In God We Trust, all others pay taxes

One of Romney's newest campaign promises is that he will not take “In God We Trust” off US coins or bills. Naturally, Republican voters now think Obama will remove the phrase. Otherwise, why would Romney pledge it?

Needless to say, neither Romney not Obama has the power to dictate coinage design to the US Mint. But the controversy began when the government moved the phrase from the face of certain coins to the edge and released one pressing with the phrase missing. The phrase moved back to the face in later pressings.

Why is this important? Because even though Jesus told believers not to make a public spectacle of their faith (Matthew 6), he clearly didn't mean American Christians. We're the best Christians in the whole wide world and it's our job to make sure people know it.

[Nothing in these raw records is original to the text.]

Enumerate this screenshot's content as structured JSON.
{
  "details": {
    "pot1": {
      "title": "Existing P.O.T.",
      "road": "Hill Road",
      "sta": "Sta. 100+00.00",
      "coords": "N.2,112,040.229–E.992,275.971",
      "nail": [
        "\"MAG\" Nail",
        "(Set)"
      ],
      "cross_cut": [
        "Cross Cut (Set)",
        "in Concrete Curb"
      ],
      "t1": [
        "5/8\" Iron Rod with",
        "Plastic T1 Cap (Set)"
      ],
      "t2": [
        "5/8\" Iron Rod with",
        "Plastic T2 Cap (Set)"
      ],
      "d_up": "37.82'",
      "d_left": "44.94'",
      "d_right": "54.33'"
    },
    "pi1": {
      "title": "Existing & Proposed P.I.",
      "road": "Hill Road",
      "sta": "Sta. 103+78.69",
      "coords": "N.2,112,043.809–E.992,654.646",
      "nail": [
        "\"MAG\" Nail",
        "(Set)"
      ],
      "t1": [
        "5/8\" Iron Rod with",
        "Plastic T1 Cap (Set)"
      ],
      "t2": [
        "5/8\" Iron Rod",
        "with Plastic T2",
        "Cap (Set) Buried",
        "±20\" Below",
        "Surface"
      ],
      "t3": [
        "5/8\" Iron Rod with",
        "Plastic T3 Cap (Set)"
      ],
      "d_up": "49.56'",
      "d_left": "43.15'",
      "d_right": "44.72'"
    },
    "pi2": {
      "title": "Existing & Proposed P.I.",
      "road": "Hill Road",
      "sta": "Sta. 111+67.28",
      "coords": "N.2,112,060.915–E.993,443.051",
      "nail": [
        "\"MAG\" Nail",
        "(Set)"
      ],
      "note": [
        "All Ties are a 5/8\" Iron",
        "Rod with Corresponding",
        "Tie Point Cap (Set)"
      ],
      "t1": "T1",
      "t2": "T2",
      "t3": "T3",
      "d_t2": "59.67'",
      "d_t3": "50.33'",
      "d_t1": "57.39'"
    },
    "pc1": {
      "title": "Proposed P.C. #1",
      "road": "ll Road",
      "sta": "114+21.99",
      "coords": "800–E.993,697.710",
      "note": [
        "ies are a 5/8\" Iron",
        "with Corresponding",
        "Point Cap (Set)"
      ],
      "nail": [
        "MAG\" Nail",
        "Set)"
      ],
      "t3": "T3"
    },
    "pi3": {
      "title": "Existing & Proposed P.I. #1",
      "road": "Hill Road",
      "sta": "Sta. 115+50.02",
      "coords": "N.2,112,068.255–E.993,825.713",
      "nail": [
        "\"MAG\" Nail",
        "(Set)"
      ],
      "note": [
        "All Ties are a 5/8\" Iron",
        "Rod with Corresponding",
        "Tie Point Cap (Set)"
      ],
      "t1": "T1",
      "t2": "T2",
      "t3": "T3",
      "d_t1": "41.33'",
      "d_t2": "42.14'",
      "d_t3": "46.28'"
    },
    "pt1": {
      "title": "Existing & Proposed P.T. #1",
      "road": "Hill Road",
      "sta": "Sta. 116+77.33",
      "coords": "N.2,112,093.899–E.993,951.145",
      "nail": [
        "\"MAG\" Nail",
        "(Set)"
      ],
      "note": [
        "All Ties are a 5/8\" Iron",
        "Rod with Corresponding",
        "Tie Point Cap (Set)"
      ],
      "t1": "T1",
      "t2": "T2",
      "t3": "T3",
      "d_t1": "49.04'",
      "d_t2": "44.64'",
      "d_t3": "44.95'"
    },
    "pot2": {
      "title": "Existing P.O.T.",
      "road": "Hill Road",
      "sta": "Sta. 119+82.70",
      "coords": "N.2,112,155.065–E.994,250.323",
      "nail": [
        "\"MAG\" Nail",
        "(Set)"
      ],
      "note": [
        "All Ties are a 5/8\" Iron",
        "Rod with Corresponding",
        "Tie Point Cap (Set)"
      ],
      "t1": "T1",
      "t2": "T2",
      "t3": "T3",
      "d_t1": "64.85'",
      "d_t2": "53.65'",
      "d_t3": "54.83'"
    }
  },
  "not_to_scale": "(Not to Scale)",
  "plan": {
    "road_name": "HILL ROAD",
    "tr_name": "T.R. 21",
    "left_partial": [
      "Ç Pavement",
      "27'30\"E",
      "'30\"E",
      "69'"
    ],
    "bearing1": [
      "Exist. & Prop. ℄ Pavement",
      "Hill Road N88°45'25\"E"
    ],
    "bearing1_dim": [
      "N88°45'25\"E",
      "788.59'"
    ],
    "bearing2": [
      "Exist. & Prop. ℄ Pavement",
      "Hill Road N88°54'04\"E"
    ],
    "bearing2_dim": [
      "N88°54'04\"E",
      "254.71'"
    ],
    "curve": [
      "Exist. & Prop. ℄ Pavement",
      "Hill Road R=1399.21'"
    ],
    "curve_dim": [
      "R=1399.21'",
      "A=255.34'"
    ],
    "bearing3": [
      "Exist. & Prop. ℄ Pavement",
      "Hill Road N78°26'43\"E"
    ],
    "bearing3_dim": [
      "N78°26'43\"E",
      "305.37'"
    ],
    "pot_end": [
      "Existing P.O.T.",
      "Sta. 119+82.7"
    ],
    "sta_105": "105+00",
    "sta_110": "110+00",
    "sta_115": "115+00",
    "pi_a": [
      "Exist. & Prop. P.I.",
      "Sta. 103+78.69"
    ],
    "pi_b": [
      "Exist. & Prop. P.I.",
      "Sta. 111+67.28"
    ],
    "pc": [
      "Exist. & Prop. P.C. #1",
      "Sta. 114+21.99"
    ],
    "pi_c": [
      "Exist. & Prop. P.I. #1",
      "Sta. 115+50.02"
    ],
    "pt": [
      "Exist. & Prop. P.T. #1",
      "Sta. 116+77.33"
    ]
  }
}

We don't actually have to trust God, we just have to remind people that we do. After all, if we really trusted God we wouldn't worry who got elected President. We would trust God to do his will no matter who sat in the White House or Congress.

If we really trusted God to express his will, we wouldn't pay taxes. We would just give government whatever they asked and trust God to spend it wisely.

So I think Romney hasn't gone far enough. If he really was commited to the public trust in God, he wouldn't stop with money. He would make sure it was printed on every American flag, right below the field of stars. He would amend the preamble of the Constitution to read “We the people of the United States who TRUST IN GOD” and Declaration of Independence to read “we hold these truths to be self-evident that we TRUST IN GOD.”

The pledge of allegiance would read, “one nation, under God IN WHOM WE TRUST.” We should include the phrase on checks issued by the government. We should include it on every ballot. We should print it on the casing of every bullet and bomb we unleash upon the unChristian infidels.

Every Presidential portrait should portray our Commander-in-Cheif shaking Jesus's hand, and a word balloon with the phrase “In God We Trust.” The phrase should be wrapped around the eagle on the Presidential Seal.

After all, how can God know what's truly in our hearts unless we spell it out for him.

Or, if we really trusted in God, we would trust him to know that we trust him and not need to tell everyone. Which was, as I recall, one of the points Jesus was making in Matthew 6.